Amatrice, 200 morti soltanto nella città del reatino (Video e Foto)
Quando il terremoto ha colpito la città di Amatrice, nessun tentativo di fuga è stato possibile: la terra ha tremato nella notte tra martedì e mercoledì, sorprendendo le persone nel momento della fragilità del torpore. E come scrisse Petrarca, “Ai terremoti non v’è rimedio alcuno. Se il cielo ci minaccia con le folgori, pure si trova stanco nelle caverne. Ma contro i terremoti non vale la fuga, non giovano nascondigli”.
L’orologio segnava le 3.36 del mattino, quando una prima e violentissima scossa sismica a soli 4 chilometri di profondità, si è diffusa dalla superficie di Accumoli, in provincia di Rieti, nel Lazio, ai paesi vicini per 142 secondi. Accumoli è un teatro di macerie, la città non esiste più e Amatrice è in ginocchio. Ma quando la terra vibra, non lo fa mai per una sola volta: all’incirca 300 scosse, con apici di 5,1 magnitudo alle ore 4.32 e 5,4 alle 4.33 e un minuto dopo quella più lunga fino ad arrivare alla scossa delle 14 del pomeriggio. Secondo quanto riportato dall’Istituto Nazionale di Geofisica e Vulcanologia, il numero delle scosse a partire dalle 3.36 è salito a circa 450 sismi. Nonostante i soccorsi siano stati repentini, la consapevolezza della tragedia scaturita dal cataclisma era già palpabile nell’aria. Il terremoto non si arresta: una nuova scossa di magnitudo 4,5 si è registrata questa mattina alle 5.17 (25 agosto) con epicentro tra Accumoli, nel Reatino, e Arquata del Tronto, in provincia di Ascoli Piceno.
“Quando ho visto che la storica porta di Amatrice era andata giù, ho capito il dramma.
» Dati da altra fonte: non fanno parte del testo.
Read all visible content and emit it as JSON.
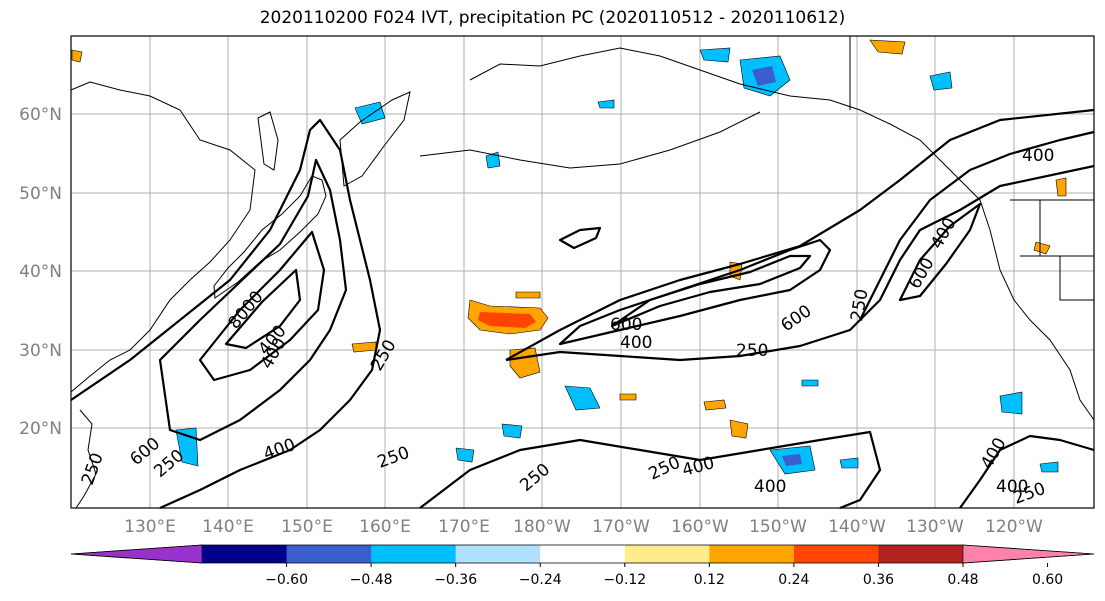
{
  "title": "2020110200 F024 IVT, precipitation PC (2020110512 - 2020110612)",
  "map": {
    "lat_labels": [
      "60°N",
      "50°N",
      "40°N",
      "30°N",
      "20°N"
    ],
    "lon_labels": [
      "130°E",
      "140°E",
      "150°E",
      "160°E",
      "170°E",
      "180°W",
      "170°W",
      "160°W",
      "150°W",
      "140°W",
      "130°W",
      "120°W"
    ],
    "contour_labels": [
      "400",
      "400",
      "600",
      "400",
      "250",
      "600",
      "250",
      "600",
      "250",
      "400",
      "400",
      "250",
      "600",
      "250",
      "400",
      "250",
      "250",
      "400",
      "400",
      "250",
      "400",
      "250",
      "8000",
      "400"
    ]
  },
  "colorbar": {
    "ticks": [
      "−0.60",
      "−0.48",
      "−0.36",
      "−0.24",
      "−0.12",
      "0.12",
      "0.24",
      "0.36",
      "0.48",
      "0.60"
    ],
    "colors": [
      "#9932cc",
      "#00008b",
      "#3a5fcd",
      "#00bfff",
      "#b0e2ff",
      "#ffffff",
      "#ffec8b",
      "#ffa500",
      "#ff4500",
      "#b22222",
      "#ff82ab"
    ]
  }
}
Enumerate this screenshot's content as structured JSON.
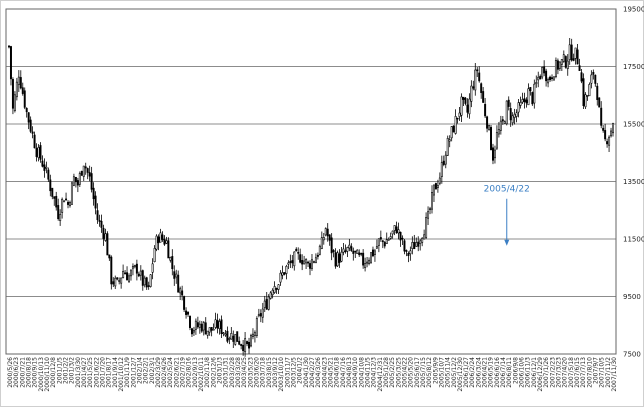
{
  "chart_data": {
    "type": "candlestick",
    "title": "",
    "xlabel": "",
    "ylabel": "",
    "ylim": [
      7500,
      19500
    ],
    "y_ticks": [
      7500,
      9500,
      11500,
      13500,
      15500,
      17500,
      19500
    ],
    "grid": "horizontal",
    "up_color": "#ffffff",
    "down_color": "#000000",
    "annotation": {
      "label": "2005/4/22",
      "x_index": 253,
      "value": 11300,
      "color": "#3b7fc4"
    },
    "x_tick_labels": [
      "2000/5/26",
      "2000/6/23",
      "2000/7/21",
      "2000/8/18",
      "2000/9/15",
      "2000/10/13",
      "2000/11/10",
      "2000/12/8",
      "2001/1/5",
      "2001/2/2",
      "2001/3/2",
      "2001/3/30",
      "2001/4/27",
      "2001/5/25",
      "2001/6/22",
      "2001/7/20",
      "2001/8/17",
      "2001/9/14",
      "2001/10/12",
      "2001/11/9",
      "2001/12/7",
      "2002/1/4",
      "2002/2/1",
      "2002/3/1",
      "2002/3/29",
      "2002/4/26",
      "2002/5/24",
      "2002/6/21",
      "2002/7/19",
      "2002/8/16",
      "2002/9/13",
      "2002/10/11",
      "2002/11/8",
      "2002/12/6",
      "2003/1/3",
      "2003/1/31",
      "2003/2/28",
      "2003/3/28",
      "2003/4/25",
      "2003/5/23",
      "2003/6/20",
      "2003/7/18",
      "2003/8/15",
      "2003/9/12",
      "2003/10/10",
      "2003/11/7",
      "2003/12/5",
      "2004/1/2",
      "2004/1/30",
      "2004/2/27",
      "2004/3/26",
      "2004/4/23",
      "2004/5/21",
      "2004/6/18",
      "2004/7/16",
      "2004/8/13",
      "2004/9/10",
      "2004/10/8",
      "2004/11/5",
      "2004/12/3",
      "2004/12/31",
      "2005/1/28",
      "2005/2/25",
      "2005/3/25",
      "2005/4/22",
      "2005/5/20",
      "2005/6/17",
      "2005/7/15",
      "2005/8/12",
      "2005/9/9",
      "2005/10/7",
      "2005/11/4",
      "2005/12/2",
      "2005/12/30",
      "2006/1/27",
      "2006/2/24",
      "2006/3/24",
      "2006/4/21",
      "2006/5/19",
      "2006/6/16",
      "2006/7/14",
      "2006/8/11",
      "2006/9/8",
      "2006/10/6",
      "2006/11/3",
      "2006/12/1",
      "2006/12/29",
      "2007/1/26",
      "2007/2/23",
      "2007/3/23",
      "2007/4/20",
      "2007/5/18",
      "2007/6/15",
      "2007/7/13",
      "2007/8/10",
      "2007/9/7",
      "2007/10/5",
      "2007/11/2",
      "2007/11/30"
    ],
    "close_path": [
      [
        0,
        18200
      ],
      [
        4,
        16000
      ],
      [
        10,
        17300
      ],
      [
        18,
        15900
      ],
      [
        28,
        14600
      ],
      [
        36,
        14000
      ],
      [
        44,
        13100
      ],
      [
        50,
        12400
      ],
      [
        56,
        13000
      ],
      [
        60,
        12700
      ],
      [
        66,
        13600
      ],
      [
        70,
        13400
      ],
      [
        76,
        14200
      ],
      [
        82,
        13600
      ],
      [
        90,
        12200
      ],
      [
        98,
        11600
      ],
      [
        104,
        10100
      ],
      [
        110,
        9900
      ],
      [
        116,
        10400
      ],
      [
        122,
        10200
      ],
      [
        130,
        10500
      ],
      [
        136,
        10000
      ],
      [
        142,
        9700
      ],
      [
        148,
        11200
      ],
      [
        152,
        11600
      ],
      [
        160,
        11400
      ],
      [
        166,
        10500
      ],
      [
        172,
        9900
      ],
      [
        180,
        9100
      ],
      [
        186,
        8400
      ],
      [
        196,
        8500
      ],
      [
        204,
        8300
      ],
      [
        212,
        8500
      ],
      [
        222,
        8200
      ],
      [
        230,
        8100
      ],
      [
        240,
        7800
      ],
      [
        244,
        7700
      ],
      [
        248,
        8100
      ],
      [
        256,
        8900
      ],
      [
        262,
        9300
      ],
      [
        268,
        9900
      ],
      [
        274,
        10000
      ],
      [
        280,
        10400
      ],
      [
        290,
        10800
      ],
      [
        296,
        10900
      ],
      [
        304,
        10600
      ],
      [
        312,
        10900
      ],
      [
        318,
        11300
      ],
      [
        322,
        11900
      ],
      [
        326,
        11300
      ],
      [
        332,
        10800
      ],
      [
        338,
        10900
      ],
      [
        344,
        11100
      ],
      [
        350,
        11000
      ],
      [
        356,
        10800
      ],
      [
        360,
        10700
      ],
      [
        366,
        10900
      ],
      [
        372,
        11100
      ],
      [
        376,
        11400
      ],
      [
        382,
        11400
      ],
      [
        388,
        11600
      ],
      [
        394,
        11900
      ],
      [
        400,
        11300
      ],
      [
        404,
        10900
      ],
      [
        410,
        11200
      ],
      [
        418,
        11600
      ],
      [
        426,
        12200
      ],
      [
        432,
        13200
      ],
      [
        438,
        13700
      ],
      [
        444,
        14600
      ],
      [
        450,
        15200
      ],
      [
        456,
        15800
      ],
      [
        460,
        16200
      ],
      [
        466,
        15900
      ],
      [
        470,
        16700
      ],
      [
        476,
        17400
      ],
      [
        482,
        16200
      ],
      [
        486,
        15600
      ],
      [
        492,
        14400
      ],
      [
        496,
        15100
      ],
      [
        502,
        15500
      ],
      [
        506,
        16100
      ],
      [
        512,
        15700
      ],
      [
        518,
        16000
      ],
      [
        524,
        16300
      ],
      [
        528,
        16600
      ],
      [
        532,
        16400
      ],
      [
        538,
        17100
      ],
      [
        544,
        17500
      ],
      [
        548,
        17000
      ],
      [
        554,
        17400
      ],
      [
        560,
        17600
      ],
      [
        566,
        17700
      ],
      [
        570,
        18000
      ],
      [
        576,
        17900
      ],
      [
        580,
        17600
      ],
      [
        584,
        16300
      ],
      [
        588,
        16500
      ],
      [
        594,
        17300
      ],
      [
        598,
        16600
      ],
      [
        602,
        15200
      ],
      [
        606,
        14900
      ],
      [
        612,
        15300
      ],
      [
        614,
        15600
      ]
    ],
    "n_bars": 308
  }
}
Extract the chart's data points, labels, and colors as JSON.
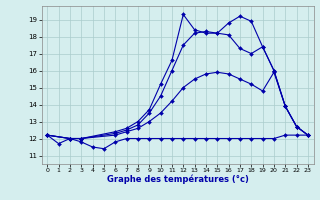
{
  "xlabel": "Graphe des températures (°c)",
  "background_color": "#d5eeee",
  "grid_color": "#aacccc",
  "line_color": "#0000aa",
  "x_ticks": [
    0,
    1,
    2,
    3,
    4,
    5,
    6,
    7,
    8,
    9,
    10,
    11,
    12,
    13,
    14,
    15,
    16,
    17,
    18,
    19,
    20,
    21,
    22,
    23
  ],
  "y_ticks": [
    11,
    12,
    13,
    14,
    15,
    16,
    17,
    18,
    19
  ],
  "xlim": [
    -0.5,
    23.5
  ],
  "ylim": [
    10.5,
    19.8
  ],
  "series": [
    {
      "x": [
        0,
        1,
        2,
        3,
        4,
        5,
        6,
        7,
        8,
        9,
        10,
        11,
        12,
        13,
        14,
        15,
        16,
        17,
        18,
        19,
        20,
        21,
        22,
        23
      ],
      "y": [
        12.2,
        11.7,
        12.0,
        11.8,
        11.5,
        11.4,
        11.8,
        12.0,
        12.0,
        12.0,
        12.0,
        12.0,
        12.0,
        12.0,
        12.0,
        12.0,
        12.0,
        12.0,
        12.0,
        12.0,
        12.0,
        12.2,
        12.2,
        12.2
      ]
    },
    {
      "x": [
        0,
        2,
        3,
        6,
        7,
        8,
        9,
        10,
        11,
        12,
        13,
        14,
        15,
        16,
        17,
        18,
        19,
        20,
        21,
        22,
        23
      ],
      "y": [
        12.2,
        12.0,
        12.0,
        12.2,
        12.4,
        12.6,
        13.0,
        13.5,
        14.2,
        15.0,
        15.5,
        15.8,
        15.9,
        15.8,
        15.5,
        15.2,
        14.8,
        15.9,
        13.9,
        12.7,
        12.2
      ]
    },
    {
      "x": [
        0,
        2,
        3,
        6,
        7,
        8,
        9,
        10,
        11,
        12,
        13,
        14,
        15,
        16,
        17,
        18,
        19,
        20,
        21,
        22,
        23
      ],
      "y": [
        12.2,
        12.0,
        12.0,
        12.3,
        12.5,
        12.8,
        13.5,
        14.5,
        16.0,
        17.5,
        18.2,
        18.3,
        18.2,
        18.1,
        17.3,
        17.0,
        17.4,
        16.0,
        13.9,
        12.7,
        12.2
      ]
    },
    {
      "x": [
        0,
        2,
        3,
        6,
        7,
        8,
        9,
        10,
        11,
        12,
        13,
        14,
        15,
        16,
        17,
        18,
        19,
        20,
        21,
        22,
        23
      ],
      "y": [
        12.2,
        12.0,
        12.0,
        12.4,
        12.6,
        13.0,
        13.7,
        15.2,
        16.6,
        19.3,
        18.4,
        18.2,
        18.2,
        18.8,
        19.2,
        18.9,
        17.4,
        16.0,
        13.9,
        12.7,
        12.2
      ]
    }
  ]
}
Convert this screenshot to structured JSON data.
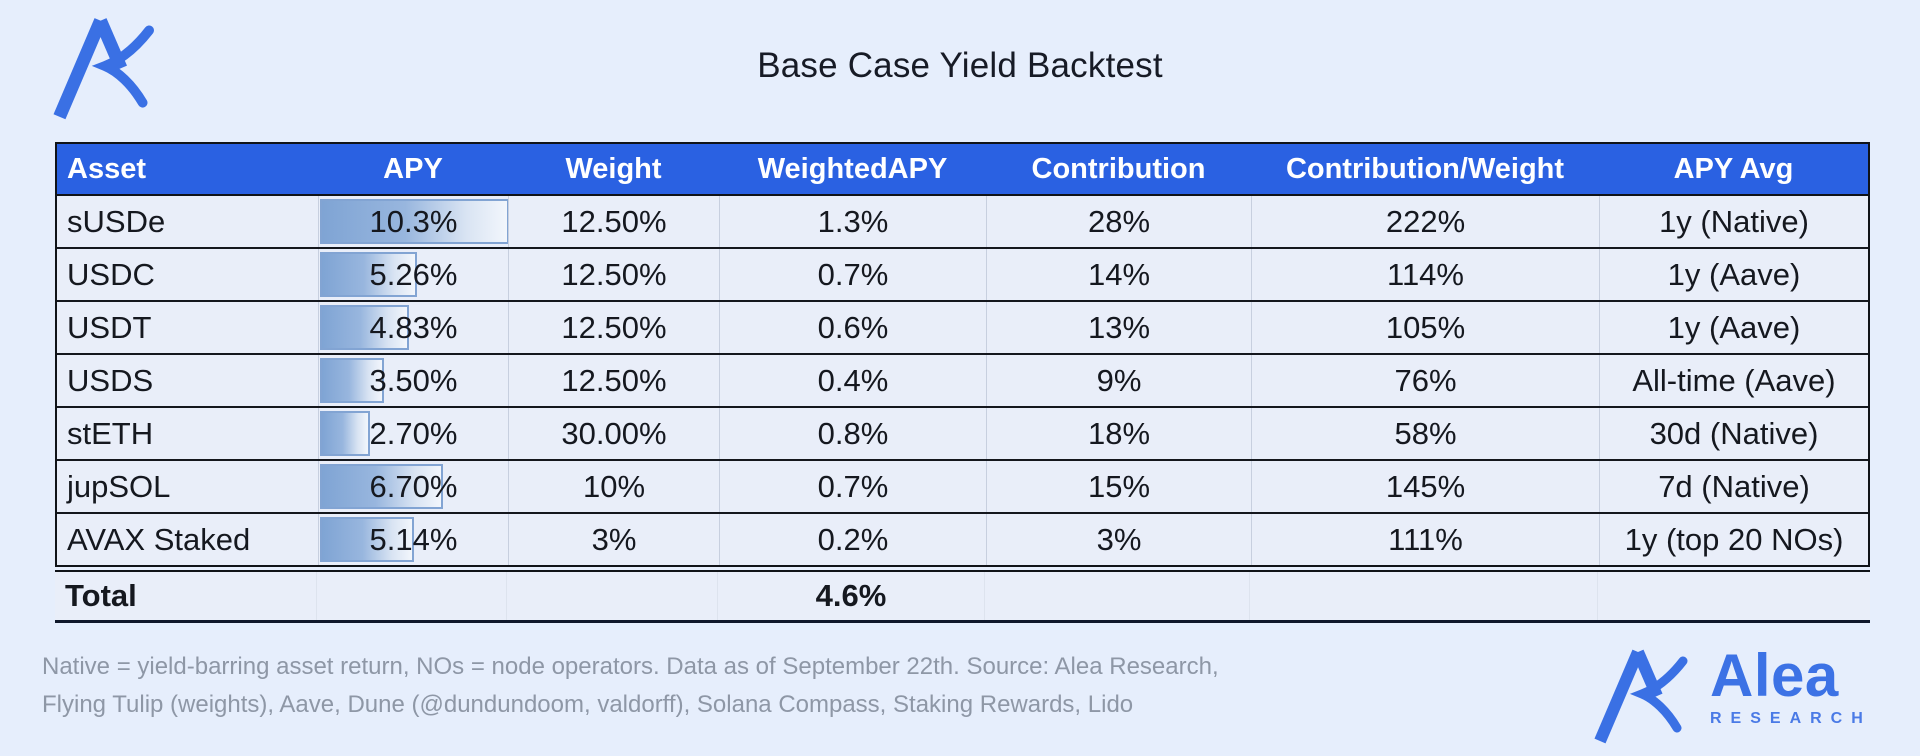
{
  "page": {
    "title": "Base Case Yield Backtest",
    "background_color": "#e6eefc"
  },
  "brand": {
    "name": "Alea",
    "subtitle": "RESEARCH",
    "blue": "#3c72e5",
    "logo_icon": "alea-ax-mark"
  },
  "table": {
    "header_bg": "#2a61e2",
    "databar_color": "#7fa4d4",
    "columns": [
      "Asset",
      "APY",
      "Weight",
      "WeightedAPY",
      "Contribution",
      "Contribution/Weight",
      "APY Avg"
    ],
    "rows": [
      {
        "asset": "sUSDe",
        "apy": "10.3%",
        "apy_value": 10.3,
        "weight": "12.50%",
        "weighted_apy": "1.3%",
        "contribution": "28%",
        "contribution_weight": "222%",
        "apy_avg": "1y (Native)"
      },
      {
        "asset": "USDC",
        "apy": "5.26%",
        "apy_value": 5.26,
        "weight": "12.50%",
        "weighted_apy": "0.7%",
        "contribution": "14%",
        "contribution_weight": "114%",
        "apy_avg": "1y (Aave)"
      },
      {
        "asset": "USDT",
        "apy": "4.83%",
        "apy_value": 4.83,
        "weight": "12.50%",
        "weighted_apy": "0.6%",
        "contribution": "13%",
        "contribution_weight": "105%",
        "apy_avg": "1y (Aave)"
      },
      {
        "asset": "USDS",
        "apy": "3.50%",
        "apy_value": 3.5,
        "weight": "12.50%",
        "weighted_apy": "0.4%",
        "contribution": "9%",
        "contribution_weight": "76%",
        "apy_avg": "All-time (Aave)"
      },
      {
        "asset": "stETH",
        "apy": "2.70%",
        "apy_value": 2.7,
        "weight": "30.00%",
        "weighted_apy": "0.8%",
        "contribution": "18%",
        "contribution_weight": "58%",
        "apy_avg": "30d (Native)"
      },
      {
        "asset": "jupSOL",
        "apy": "6.70%",
        "apy_value": 6.7,
        "weight": "10%",
        "weighted_apy": "0.7%",
        "contribution": "15%",
        "contribution_weight": "145%",
        "apy_avg": "7d (Native)"
      },
      {
        "asset": "AVAX Staked",
        "apy": "5.14%",
        "apy_value": 5.14,
        "weight": "3%",
        "weighted_apy": "0.2%",
        "contribution": "3%",
        "contribution_weight": "111%",
        "apy_avg": "1y (top 20 NOs)"
      }
    ],
    "total": {
      "label": "Total",
      "weighted_apy": "4.6%"
    }
  },
  "footnote": {
    "line1": "Native = yield-barring asset return, NOs = node operators. Data as of September 22th. Source: Alea Research,",
    "line2": "Flying Tulip (weights), Aave, Dune (@dundundoom, valdorff), Solana Compass, Staking Rewards, Lido"
  },
  "chart_data": {
    "type": "table",
    "title": "Base Case Yield Backtest",
    "columns": [
      "Asset",
      "APY",
      "Weight",
      "WeightedAPY",
      "Contribution",
      "Contribution/Weight",
      "APY Avg"
    ],
    "rows": [
      [
        "sUSDe",
        "10.3%",
        "12.50%",
        "1.3%",
        "28%",
        "222%",
        "1y (Native)"
      ],
      [
        "USDC",
        "5.26%",
        "12.50%",
        "0.7%",
        "14%",
        "114%",
        "1y (Aave)"
      ],
      [
        "USDT",
        "4.83%",
        "12.50%",
        "0.6%",
        "13%",
        "105%",
        "1y (Aave)"
      ],
      [
        "USDS",
        "3.50%",
        "12.50%",
        "0.4%",
        "9%",
        "76%",
        "All-time (Aave)"
      ],
      [
        "stETH",
        "2.70%",
        "30.00%",
        "0.8%",
        "18%",
        "58%",
        "30d (Native)"
      ],
      [
        "jupSOL",
        "6.70%",
        "10%",
        "0.7%",
        "15%",
        "145%",
        "7d (Native)"
      ],
      [
        "AVAX Staked",
        "5.14%",
        "3%",
        "0.2%",
        "3%",
        "111%",
        "1y (top 20 NOs)"
      ]
    ],
    "total_row": {
      "Asset": "Total",
      "WeightedAPY": "4.6%"
    },
    "apy_databar": {
      "style": "gradient-data-bar",
      "max": 10.3,
      "values": [
        10.3,
        5.26,
        4.83,
        3.5,
        2.7,
        6.7,
        5.14
      ]
    }
  }
}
Il paese non esiste più ma risorgeremo. Il difficile sarà riparare la contabilità dei morti e dei danni, svuotare le macerie, evitando gli errori fatti all’Aquila, 30-40 chilometri in linea d’aria, l’altra grande tradita dalla terra quasi sette anni fa”, ha dichiarato il sindaco di Amatrice Sergio Pirozzi. Amatrice non esiste più, il comune non esiste, le case secolari che raccontavano la storia di Amatrice, sono scomparse e l’ospedale, struttura necessaria alla sopravvivenza, è completamente inagibile. Sempre ad Amatrice è crollato lo storico Hotel Roma che ospitava 70 persone. Danni registrati nella basilica di San Francesco e nella chiesa di Sant’Agostino. Il centro storico è un cumulo di macerie e lacrime. E poi ci sono le vittime.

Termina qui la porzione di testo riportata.